Well my 5 year old has started calling her little sister a little bugger. It seems I may need to think my vocabulary.

yoursurroundedbyarmedbastards · 26/06/2008 18:16

that was rethink

Buda · 26/06/2008 18:28

DS knows the 'F' word - but he also knows not to use it. He is fascinated by the fact that hand gestures can mean "F" off too. They hear the words and they want to use them. Calmly telling them that they are not nice words to use works usually.

DS was funny one day though. In car on way to school he asked me if 'damn' was a bad word. I said it was depending on how it was spelled - 'dam' is something used in a river to block water and 'damn' is a not very nice word. All fine. We get to school and as we are getting out of the car he dropped something. 'Damn!" he exclaimed "but the river one Mummy not the bad one!"

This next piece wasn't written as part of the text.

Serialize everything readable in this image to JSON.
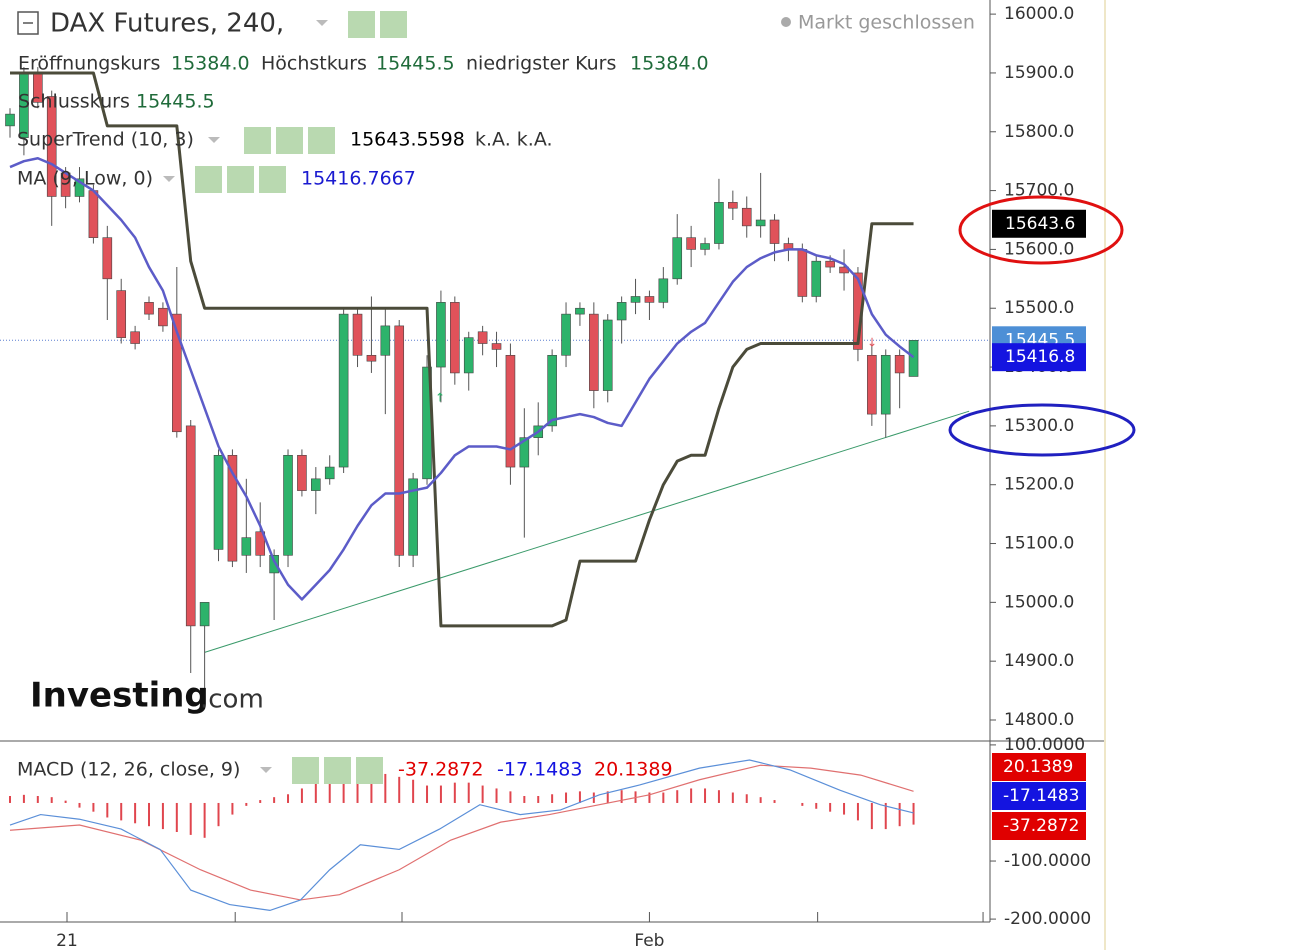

LittleMissTickles · 26/06/2008 18:38

Itati, I would be very very upset to hear my 4yr old DD say that. We have had a few similar little episodes, and she is usually very surprised to hear that it is a bad word, not to be used. If used again, loss of privileges result. I understand that she knows that 'I hate you' is hurtful, but agree that 'That's a pity, because I love you so much' is the perfect response. No need to think too much of this though, just treat it as any other little transgression!

squeaver · 26/06/2008 18:39

itati - I'm sorry to hear you're finding it all so hard at the moment. I don't have any advice on the swearing front other than to tell you that my dd went through a few days of saying fuck when she wasn't even 2 and now says things like "I can't get this bloody jigsaw to work". Just ignoring is hard but I'm sure that;s the best thing to do.

What I really wanted to say is - honestly people are not criticising you or your parenting style. There are so many people on Mn who have been through what you're going through. They can help.

herewegoagain02 · 26/06/2008 19:13

I remember my then 6 year old dd coming in from play, sitting at the dinner table, joining in the general conversation and then saying "so and so says that he's not doing his f*ing homework"! I nearly dropped my knife and fork whilst choking on something, but once I'd recovered I asked her if that was what he'd actually said, it was, so I explained that it's a very nasty word and she wasn't to repeat it again. Dd is 11 now and she certainly hasn't said it again in my presence, but I think that I would be niave to think she hasn't said it amongst friends, but they do pick things up from other children and adults unfortunately.